Pearl Harbor Day 2

December 7, 1941. As President Franklin D. Roosevelt said, so it has become a date which lives in infamy. It is a symbol of the best of the American spirit triumphing in the face of the worst of adversity. This year, we commemorate the 80th anniversary of the surprise attack on the U.S. Pacific Fleet, meant to preemptively knock the United States out of the war before it began.

While Pearl Harbor is the primary focus of the memorialization of this day, on December 7, 1941, Imperial Japanese forces also orchestrated coordinated attacks on U.S. holdings in the Philippines, Guam, and Wake Island, along with the British-held territories of Malaya, Singapore, and Hong Kong.
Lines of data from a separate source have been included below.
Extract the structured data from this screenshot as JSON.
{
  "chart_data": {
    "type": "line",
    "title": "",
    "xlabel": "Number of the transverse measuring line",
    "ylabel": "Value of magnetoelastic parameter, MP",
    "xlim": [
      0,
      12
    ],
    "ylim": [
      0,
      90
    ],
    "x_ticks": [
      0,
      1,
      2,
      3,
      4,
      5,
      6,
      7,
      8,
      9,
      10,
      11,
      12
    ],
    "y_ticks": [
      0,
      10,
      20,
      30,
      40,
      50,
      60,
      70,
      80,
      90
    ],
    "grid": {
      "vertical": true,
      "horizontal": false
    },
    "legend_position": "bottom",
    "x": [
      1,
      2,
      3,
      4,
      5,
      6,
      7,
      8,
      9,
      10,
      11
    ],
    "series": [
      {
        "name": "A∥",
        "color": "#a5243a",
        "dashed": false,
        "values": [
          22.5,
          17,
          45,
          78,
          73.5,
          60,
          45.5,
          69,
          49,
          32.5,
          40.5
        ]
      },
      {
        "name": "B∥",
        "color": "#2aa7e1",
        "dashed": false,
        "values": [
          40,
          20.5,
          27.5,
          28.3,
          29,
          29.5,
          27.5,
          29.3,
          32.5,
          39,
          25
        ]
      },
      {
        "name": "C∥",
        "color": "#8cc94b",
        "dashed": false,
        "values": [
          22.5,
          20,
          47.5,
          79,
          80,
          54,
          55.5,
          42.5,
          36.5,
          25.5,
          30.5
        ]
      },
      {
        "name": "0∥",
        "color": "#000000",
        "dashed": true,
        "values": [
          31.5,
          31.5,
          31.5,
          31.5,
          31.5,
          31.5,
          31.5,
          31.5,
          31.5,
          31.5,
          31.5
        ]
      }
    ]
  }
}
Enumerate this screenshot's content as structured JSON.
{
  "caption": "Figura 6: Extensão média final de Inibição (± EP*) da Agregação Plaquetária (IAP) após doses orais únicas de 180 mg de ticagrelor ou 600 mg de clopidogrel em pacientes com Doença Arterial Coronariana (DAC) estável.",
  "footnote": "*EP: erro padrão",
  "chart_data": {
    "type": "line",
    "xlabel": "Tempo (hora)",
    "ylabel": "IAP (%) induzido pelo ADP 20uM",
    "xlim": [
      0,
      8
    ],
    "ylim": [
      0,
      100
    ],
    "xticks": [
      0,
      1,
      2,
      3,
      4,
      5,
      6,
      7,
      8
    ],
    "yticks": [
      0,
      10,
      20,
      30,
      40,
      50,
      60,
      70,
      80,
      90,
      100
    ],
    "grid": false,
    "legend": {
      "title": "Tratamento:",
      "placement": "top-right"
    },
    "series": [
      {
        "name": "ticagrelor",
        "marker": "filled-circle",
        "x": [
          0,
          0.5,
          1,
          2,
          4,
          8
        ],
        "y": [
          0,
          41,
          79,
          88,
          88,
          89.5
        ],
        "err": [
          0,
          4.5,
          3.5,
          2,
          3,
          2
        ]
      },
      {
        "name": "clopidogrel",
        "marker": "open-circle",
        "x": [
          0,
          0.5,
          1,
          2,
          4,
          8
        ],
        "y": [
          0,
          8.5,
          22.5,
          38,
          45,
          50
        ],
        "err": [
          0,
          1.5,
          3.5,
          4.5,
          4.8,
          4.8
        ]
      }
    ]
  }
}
Why did the Japanese Empire Attack the United States?

Japan had been expanding its borders through military conquest for some time prior to the attack on Pearl Harbor, and the U.S. had been a major trading partner. Airplanes, fuel, oil, machine tools, and parts were difficult to come by in Japan, and they relied on the U.S. for much of it.

Japan had only recently industrialized, and was a small, resource-poor nation. In fact, Japan was so dependent on America, for oil especially, that it was seen as a guarantee they would not attack, but instead negotiate to maintain such vital trade.

The Empire of Japan had spent a lot of money and blood to expand into China, Korea, and greater Southeast Asia, and by 1938, the U.S. had stopped shipping them war materiel in protest. The Japanese supply situation was untenable at best, and was made unavoidably bad in July 1941, when the U.S. finally cut Japan off from all trade, including its oil exports.

This presented Japan with a looming crisis: They risked running out of fuel for their army, navy, and air forces if nothing changed. After years of success on the battlefield, negotiating away their territorial gains was not something they wanted to do.

With the lack of raw materials suddenly becoming a major obstacle, Imperial Japan determined they had only one option if they intended to continue their goal of becoming the dominant force in Asia: take the Dutch East Indies, and secure their oil production facilities to ensure their continued military operations.

Negotiations were doomed from the start, in no small part due to the fact that the Japanese military had always answered to itself a lot more often than it did civilian authorities or even the Emperor, and the military was interested in conquest, not discussion.

In some instances, even when the civilian government would be agreeable to some concessions, the military refused, and would simply continue operations as normal, or even escalate things.

Offers were made and rejected throughout 1941, culminating in a Japanese final offer to withdraw from S.E. Asia, in return for millions of gallons of fuel, sent on November 20, 1941. Six days later (one day before the American counteroffer was actually presented the Japanese Ambassador); the Japanese naval force tasked with attacking Pearl Harbor left for Hawaii.

Why Pearl Harbor?

The U.S. Pacific Fleet was stationed there, and its eight battleships were the primary target. By day’s end, four of those were sunk, and the other four were damaged. Taking out these core vessels of U.S. naval force projection was meant to ensure that the Japanese could secure the oil and other resources they needed in Asia to continue their war effort unmolested by U.S. military intervention.

Fortunately, the entirety of the Pacific Fleet’s carrier force was out at sea on maneuvers that morning and escaped the attack completely unscathed. This happy accident would have unforeseen consequences.

The Aftermath

While battleships had been seen up until then as the most vital element of a naval force, with half of them gone, and the other half out of action, aircraft carriers were pressed into this role, and were soon recognized as the modern successor to battleships.

It was something that had been proposed as an eventual change by some forward-thinking naval strategists, but suddenly, any resistance to the idea was gone, along with many of the battleships.

Naval aircraft, as they rapidly proved, could do more damage, faster, and from longer range than any big cannon, and while the loss of so many men and such massive ships were tragic, they forced the U.S. Navy to adapt and overcome, and eventually develop the basis for the tactics our Navy still uses today.

The Legacy

Pearl Harbor was a Japanese victory, but it was also the moment that Japan’s defeat was secured. Despite U.S. casualties resulting in 3,478 servicemen and another 103 civilians killed or wounded, numerous ships sunk and 16 damaged, and hundreds of aircraft damaged or destroyed, the Japanese had ensured that the sun rising on their flag would set forever on Imperial Japan within four years.

They had awoken a sleeping giant, who was until then content to attempt to manage Japan’s expansionist military ambitions from afar through diplomatic channels and trade negotiations. The loss of U.S. oil pushed them into a perceived corner, but the Empire of Japan still chose war over diplomacy. That choice was expensive, leading to their eventual defeat after a long and devastating war.